The chart legends are a lot cleaner in the North-up position as well.
posted 09-29-2008 08:38 AM ET (US)
When I'm operating uncle sam's boats I usually have the chart plotter on automatic course up so that the picture on my radar matches the chart plotter. Makes recognizing markers a little easier.
I hardly ever "navigate" anywhere in my 20 foot Whaler.
posted 09-29-2008 09:20 AM ET (US)
I'd guess that most former and current military folks use the course up feature. Orienteers probably do the same. We were taught that in order to land navigate it is most useful to orient the map or chart we are using to match the land features we are observing.
Most of us, I beleve, are near shore or inshore boaters. As such, in the absense of navigational markers, we tend to use land features to determine our approximate locations. This too is most easily done with the chart oriented to match the land features we are using.
For me this conditioning makes it more natural to use my chart plotter in the course up setting.
posted 09-29-2008 11:00 AM ET (US)
Spent 31 years in the Navy and we never used the the course up feature always true north even when doing radar navigation.
posted 09-29-2008 11:26 AM ET (US)
For years, especially when working with radar I preferred North Up. But I must admit that I now prefer Course up as my preferred sreen orientation. Not sure which is right or better, I just prefer seing my waypoint at the top of the screen
posted 09-29-2008 12:50 PM ET (US)
I ran North up for a year or so. When I got comfortable in the accuracy of the GPS chart and started using it to explore new areas I switched to track up. "Let's see, it shows a rock right there with the high point of land behind it so go to the left side." If I was using a chart, I would have it orientated to my compass so why not the GPS chart? I have never gone back. John
posted 09-29-2008 06:04 PM ET (US)
Thanks, that's all some interesting feedback.
Just to clarify, mostly I run near-shore like many of you, and do 98% of my navigation visually. The main exception to that is when I'm anchoring on a specific target such as a shipwreck or pinnacle to do a scuba dive. In these cases we usually want to hit the waypoint as precisely as possible (almost always using the sonar as a second frame of reference). It's become second nature for me with the chartplotter in North-Up mode to note that the waypoint is a bit to, say, the southwest of the boat's position, which I then steer to using the compass.

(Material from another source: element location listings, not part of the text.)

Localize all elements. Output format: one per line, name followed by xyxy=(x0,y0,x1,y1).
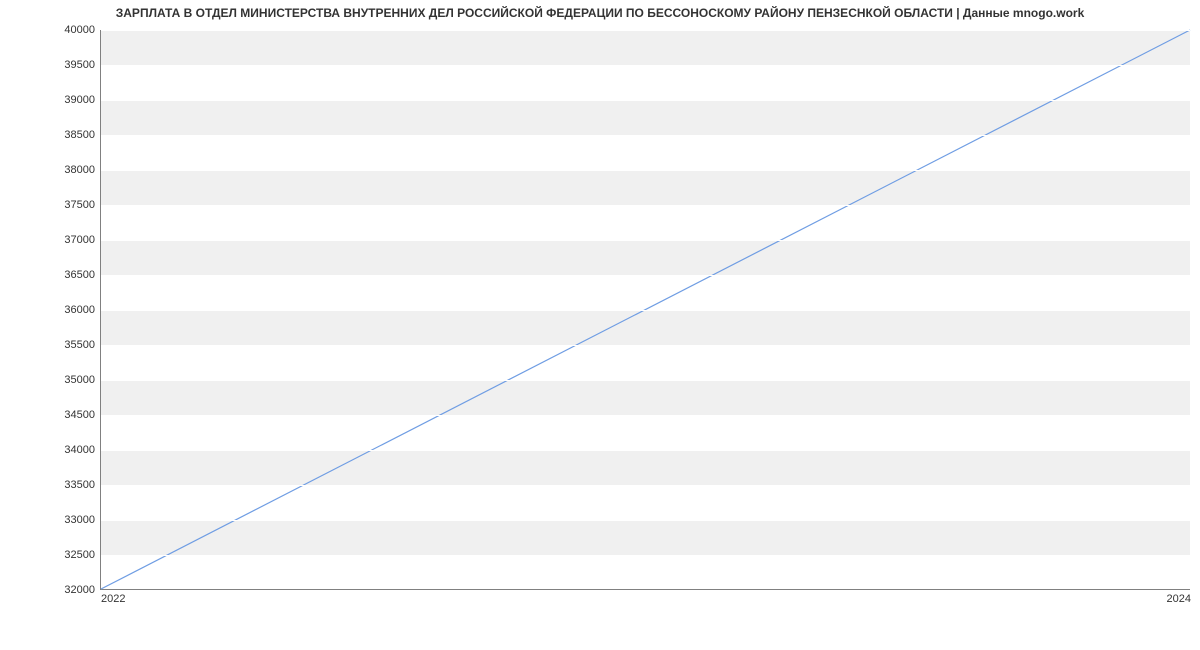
x-tick-label: 2024 xyxy=(1167,589,1191,605)
y-tick-label: 36000 xyxy=(64,304,101,316)
y-gridline xyxy=(101,170,1190,171)
plot-area: 3200032500330003350034000345003500035500… xyxy=(100,30,1190,590)
y-gridline xyxy=(101,415,1190,416)
y-gridline xyxy=(101,30,1190,31)
y-gridline xyxy=(101,310,1190,311)
y-tick-label: 37000 xyxy=(64,234,101,246)
y-gridline xyxy=(101,275,1190,276)
y-gridline xyxy=(101,240,1190,241)
y-tick-label: 34500 xyxy=(64,409,101,421)
y-tick-label: 40000 xyxy=(64,24,101,36)
y-tick-label: 32000 xyxy=(64,584,101,596)
x-tick-label: 2022 xyxy=(101,589,125,605)
y-gridline xyxy=(101,450,1190,451)
y-gridline xyxy=(101,345,1190,346)
salary-line-chart: ЗАРПЛАТА В ОТДЕЛ МИНИСТЕРСТВА ВНУТРЕННИХ… xyxy=(0,0,1200,650)
y-tick-label: 33000 xyxy=(64,514,101,526)
y-gridline xyxy=(101,135,1190,136)
y-gridline xyxy=(101,590,1190,591)
y-tick-label: 37500 xyxy=(64,199,101,211)
y-gridline xyxy=(101,100,1190,101)
chart-title: ЗАРПЛАТА В ОТДЕЛ МИНИСТЕРСТВА ВНУТРЕННИХ… xyxy=(0,6,1200,20)
y-tick-label: 38000 xyxy=(64,164,101,176)
y-tick-label: 39000 xyxy=(64,94,101,106)
y-tick-label: 35500 xyxy=(64,339,101,351)
y-gridline xyxy=(101,380,1190,381)
y-tick-label: 39500 xyxy=(64,59,101,71)
y-gridline xyxy=(101,485,1190,486)
y-tick-label: 36500 xyxy=(64,269,101,281)
y-gridline xyxy=(101,555,1190,556)
y-tick-label: 38500 xyxy=(64,129,101,141)
y-tick-label: 32500 xyxy=(64,549,101,561)
y-gridline xyxy=(101,65,1190,66)
y-gridline xyxy=(101,205,1190,206)
y-gridline xyxy=(101,520,1190,521)
y-tick-label: 35000 xyxy=(64,374,101,386)
y-tick-label: 34000 xyxy=(64,444,101,456)
y-tick-label: 33500 xyxy=(64,479,101,491)
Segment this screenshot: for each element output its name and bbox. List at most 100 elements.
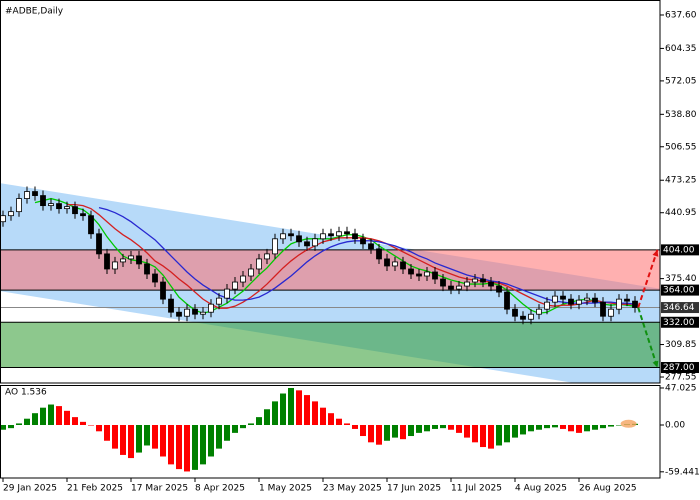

Every once in a while, I'll use the chartplotter's "Navigate to Waypoint" feature to establish a course to a spot, particularly if it is beyond the horizon and/or far enough offshore that it's not easily found by visual landmarks.
I haven't had occasion to use the radar much (though I should practice more). I have the radar displayed on the same Lowrance head unit, and leave it like the chartplotter in North-Up.
At any rate, thanks -- I don't feel quite so much like an oddball.
posted 09-29-2008 07:34 PM ET (US)
I have been using my new chart plotter in North up mode. This tread has reminded me that I meant to try it another way. Now boating is almost over for the year.